Dr Radesky, who participated in research projects with Dr Munzer, spoke about the importance of helping children master reading that goes beyond specific memorized details – words, characters or events – so that a child is “able to integrate the knowledge acquired through history with the experience of life.” And again, she said, that’s not what’s emphasized in the digital design. “The things that get you thinking, slow down and deal with things in depth, don’t sell, don’t get the most clicks,” she says.
Parents can help when their children are young, Dr Radesky said, by discussing the story and asking the questions that help children make those connections.
For school-age children
“When kids enter digital spaces, they have access to an endless number of platforms and websites besides the e-books you are supposed to read,” said Dr Radesky. “We’ve all been out there helping our kids through distance learning and seeing them not being able to resist opening this less demanding tab.”

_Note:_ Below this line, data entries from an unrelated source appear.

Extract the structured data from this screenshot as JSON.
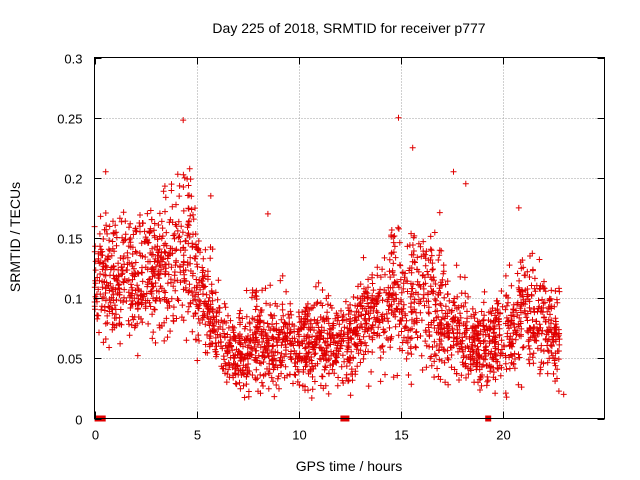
{
  "chart_data": {
    "type": "scatter",
    "title": "Day 225 of 2018, SRMTID for receiver p777",
    "xlabel": "GPS time / hours",
    "ylabel": "SRMTID / TECUs",
    "xlim": [
      0,
      25
    ],
    "ylim": [
      0,
      0.3
    ],
    "xticks": [
      0,
      5,
      10,
      15,
      20
    ],
    "xtick_labels": [
      "0",
      "5",
      "10",
      "15",
      "20"
    ],
    "yticks": [
      0,
      0.05,
      0.1,
      0.15,
      0.2,
      0.25,
      0.3
    ],
    "ytick_labels": [
      "0",
      "0.05",
      "0.1",
      "0.15",
      "0.2",
      "0.25",
      "0.3"
    ],
    "grid": true,
    "marker": "plus",
    "color": "#e00000",
    "envelope": {
      "x": [
        0.0,
        0.5,
        1.0,
        1.5,
        2.0,
        2.5,
        3.0,
        3.5,
        4.0,
        4.5,
        5.0,
        5.5,
        6.0,
        6.5,
        7.0,
        7.5,
        8.0,
        8.5,
        9.0,
        9.5,
        10.0,
        10.5,
        11.0,
        11.5,
        12.0,
        12.5,
        13.0,
        13.5,
        14.0,
        14.5,
        15.0,
        15.5,
        16.0,
        16.5,
        17.0,
        17.5,
        18.0,
        18.5,
        19.0,
        19.5,
        20.0,
        20.5,
        21.0,
        21.5,
        22.0,
        22.5,
        22.8
      ],
      "mean": [
        0.12,
        0.115,
        0.11,
        0.125,
        0.115,
        0.12,
        0.115,
        0.125,
        0.13,
        0.145,
        0.115,
        0.1,
        0.075,
        0.06,
        0.055,
        0.055,
        0.07,
        0.065,
        0.065,
        0.065,
        0.06,
        0.065,
        0.07,
        0.06,
        0.065,
        0.065,
        0.08,
        0.085,
        0.085,
        0.095,
        0.1,
        0.1,
        0.105,
        0.095,
        0.09,
        0.08,
        0.07,
        0.06,
        0.06,
        0.065,
        0.07,
        0.075,
        0.09,
        0.085,
        0.075,
        0.07,
        0.065
      ],
      "spread": [
        0.025,
        0.03,
        0.035,
        0.035,
        0.035,
        0.035,
        0.035,
        0.04,
        0.04,
        0.05,
        0.035,
        0.03,
        0.025,
        0.02,
        0.02,
        0.025,
        0.025,
        0.025,
        0.025,
        0.025,
        0.02,
        0.025,
        0.025,
        0.02,
        0.02,
        0.025,
        0.025,
        0.03,
        0.03,
        0.035,
        0.04,
        0.04,
        0.035,
        0.035,
        0.035,
        0.03,
        0.03,
        0.025,
        0.025,
        0.025,
        0.03,
        0.03,
        0.035,
        0.035,
        0.03,
        0.025,
        0.025
      ]
    },
    "num_points": 2600,
    "outliers": [
      {
        "x": 4.35,
        "y": 0.248
      },
      {
        "x": 14.9,
        "y": 0.25
      },
      {
        "x": 0.55,
        "y": 0.205
      },
      {
        "x": 15.6,
        "y": 0.225
      },
      {
        "x": 17.6,
        "y": 0.205
      },
      {
        "x": 18.2,
        "y": 0.195
      },
      {
        "x": 8.5,
        "y": 0.17
      },
      {
        "x": 20.8,
        "y": 0.175
      },
      {
        "x": 23.0,
        "y": 0.02
      },
      {
        "x": 5.7,
        "y": 0.185
      }
    ],
    "zero_markers": [
      0.15,
      0.4,
      12.2,
      12.35,
      19.3
    ]
  }
}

“Throughout the fall, I have consistently helped families get their child out of YouTube,” said Dr. Radesky. “They’re bored, it’s easy to open a browser window,” as adults know all too well. “I am concerned that during distance learning, children have learned to orient themselves towards devices with this very low partial attention.”
Professor Baron said that in an ideal world, children would learn “to read contiguous text for fun, to stop, to think”.
In elementary school, she said, there is an opportunity to start a conversation about the benefits of different media: “It’s okay for print, goes for a digital screen, goes for audio, goes for video, they all have their uses – we need to make kids aware that not all media are best suited for all purposes. Children can experiment with digital and print reading, and can be encouraged to talk about what they saw and liked.
Dr. Radesky spoke about helping children develop what she called “metacognition,” in which they ask themselves questions such as “how does my brain feel, what has it got about my ability attention? ” From the age of 8 to 10, she says, children develop the skills to understand how they stay on task and how distracted they are. “Children recognize when the classroom is too busy; we want them to recognize when you walk into a very busy digital space, ”she said.